Detection Methods for CVE-2024-47803
Indicators of Compromise
- Jenkins HTTP responses containing secretTextarea field content rendered in error pages or stack traces
- Web server or reverse proxy logs capturing 4xx or 5xx responses from Jenkins form endpoints with unusually large response bodies
- Browser cache, proxy cache, or log aggregator entries containing strings such as -----BEGIN PRIVATE KEY----- or -----BEGIN CERTIFICATE----- originating from Jenkins URLs
Detection Strategies
- Inspect Jenkins access logs for repeated form submission failures from the same authenticated session against endpoints that use secretTextarea
- Audit centralized logging platforms for Jenkins error responses that contain secret-like patterns, including PEM blocks, API tokens, and base64-encoded keys
- Review plugin configurations to identify which Jenkins plugins use the secretTextarea field and prioritize monitoring for those endpoints
Monitoring Recommendations
- Enable verbose audit logging on Jenkins and forward logs to a centralized analytics platform for content inspection
- Configure data loss prevention (DLP) rules in proxy or egress monitoring tools to flag PEM headers and credential patterns leaving Jenkins
- Track Jenkins version inventory across the environment and alert when instances run versions below 2.479 or LTS 2.462.3
How to Mitigate CVE-2024-47803
Immediate Actions Required
- Upgrade Jenkins weekly releases to 2.479 or later, and Jenkins LTS to 2.462.3 or later
- Rotate any secrets that may have been entered into secretTextarea fields on vulnerable Jenkins instances, including SSH keys, TLS certificates, and API tokens
- Review web proxy, browser, and log aggregator caches for exposed secret material and purge affected entries
Patch Information
The Jenkins project addressed CVE-2024-47803 in Jenkins 2.479 and LTS 2.462.3. The fix extends the existing form field redaction logic to cover multi-line secretTextarea values, ensuring submitted content is masked in error responses.
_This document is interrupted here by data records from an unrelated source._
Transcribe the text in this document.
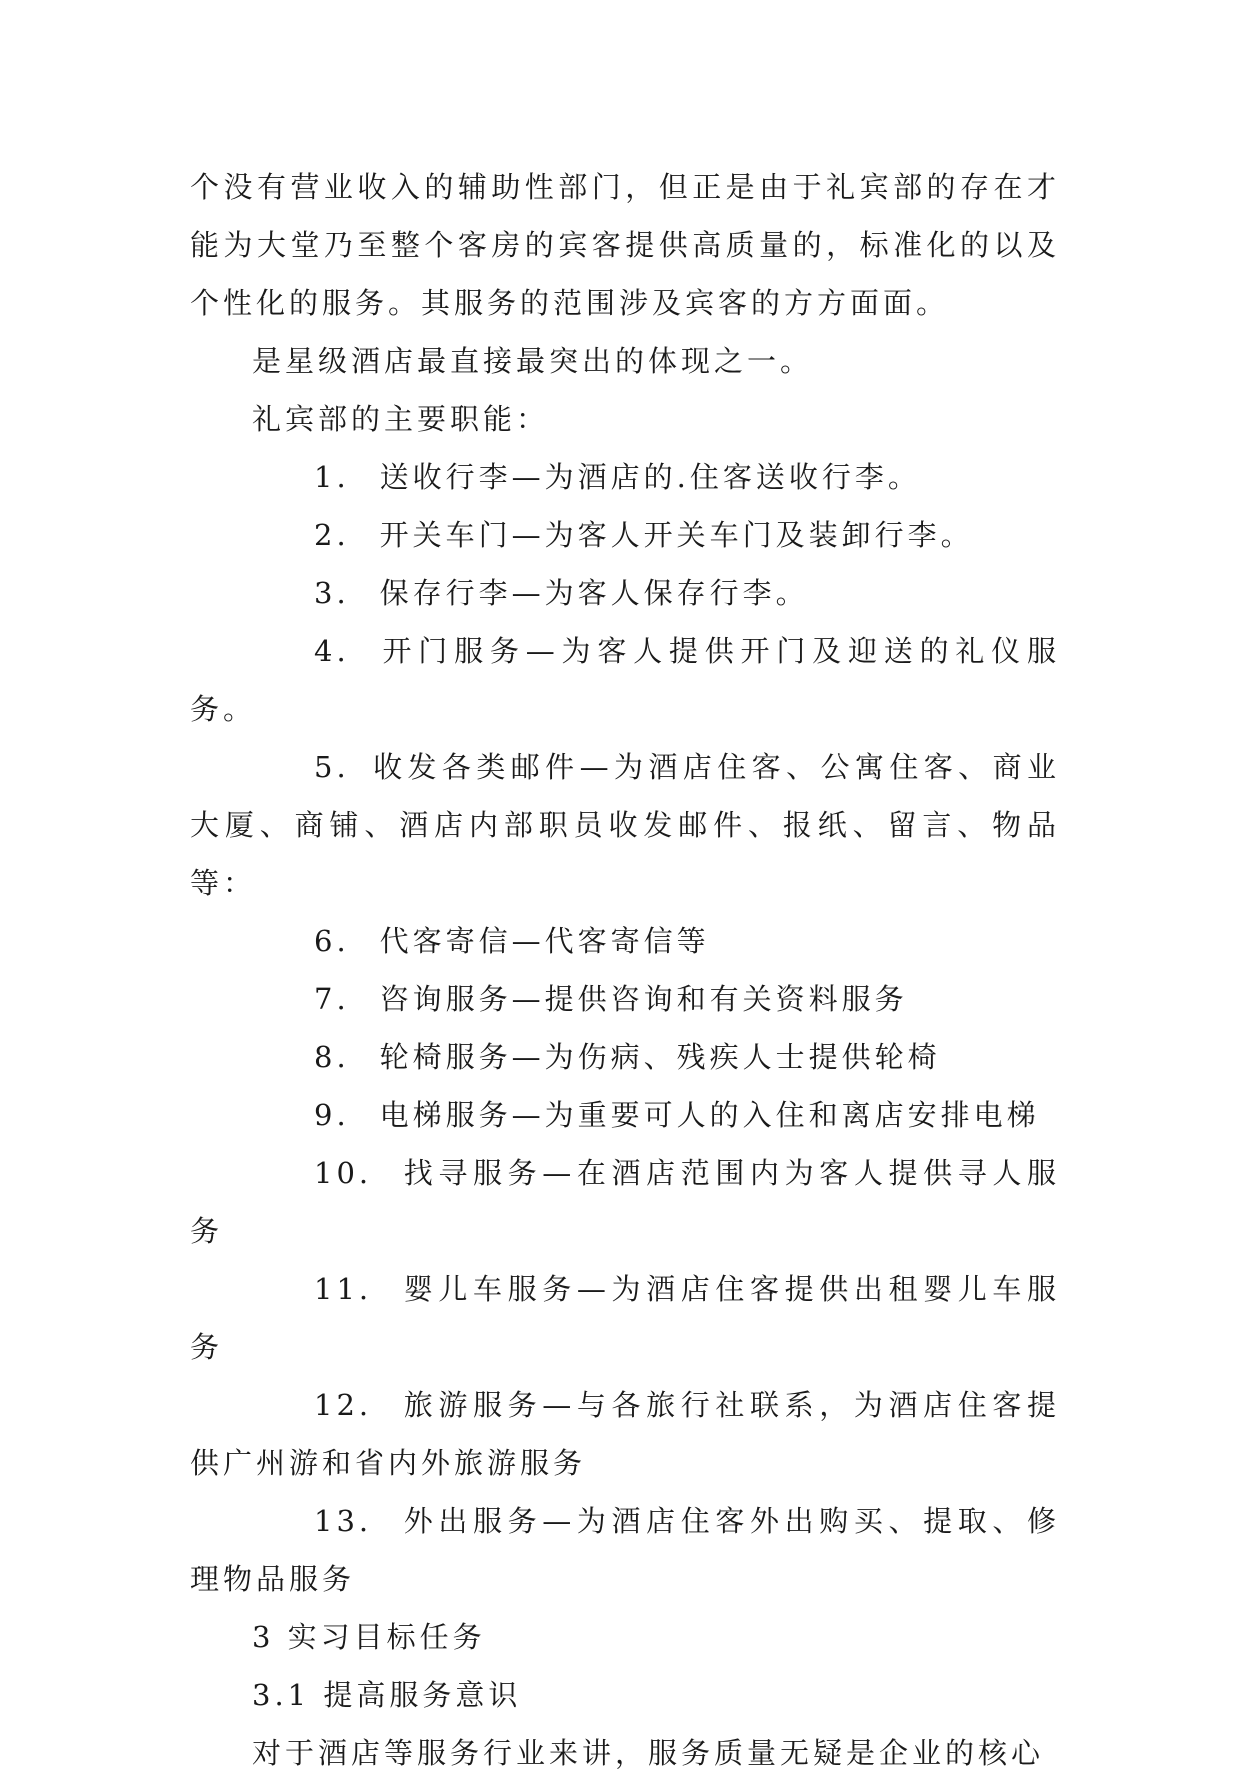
个没有营业收入的辅助性部门，但正是由于礼宾部的存在才能为大堂乃至整个客房的宾客提供高质量的，标准化的以及个性化的服务。其服务的范围涉及宾客的方方面面。

是星级酒店最直接最突出的体现之一。

礼宾部的主要职能：

1. 送收行李—为酒店的.住客送收行李。

2. 开关车门—为客人开关车门及装卸行李。

3. 保存行李—为客人保存行李。

4. 开门服务—为客人提供开门及迎送的礼仪服务。

5. 收发各类邮件—为酒店住客、公寓住客、商业大厦、商铺、酒店内部职员收发邮件、报纸、留言、物品等：

6. 代客寄信—代客寄信等

7. 咨询服务—提供咨询和有关资料服务

8. 轮椅服务—为伤病、残疾人士提供轮椅

9. 电梯服务—为重要可人的入住和离店安排电梯

10. 找寻服务—在酒店范围内为客人提供寻人服务

11. 婴儿车服务—为酒店住客提供出租婴儿车服务

12. 旅游服务—与各旅行社联系，为酒店住客提供广州游和省内外旅游服务

13. 外出服务—为酒店住客外出购买、提取、修理物品服务

3 实习目标任务

3.1 提高服务意识

对于酒店等服务行业来讲，服务质量无疑是企业的核心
Patch details are documented in the Jenkins Security Advisory SECURITY-3451.
Workarounds
- Restrict permissions to limit which users can submit forms containing secretTextarea fields, reducing the population of accounts able to trigger exposure
- Place Jenkins behind a reverse proxy configured to strip or rewrite response bodies for error status codes on form submission endpoints until patching is complete
- Avoid using secretTextarea fields for highly sensitive material on unpatched instances, substituting Jenkins Credentials store references where supported
# Verify Jenkins version on a Linux controller
java -jar /usr/share/jenkins/jenkins.war --version
# Example: Upgrade Jenkins LTS on Debian-based systems
sudo apt-get update
sudo apt-get install --only-upgrade jenkins
sudo systemctl restart jenkins
Disclaimer: This content was generated using AI. While we strive for accuracy, please verify critical information with official sources.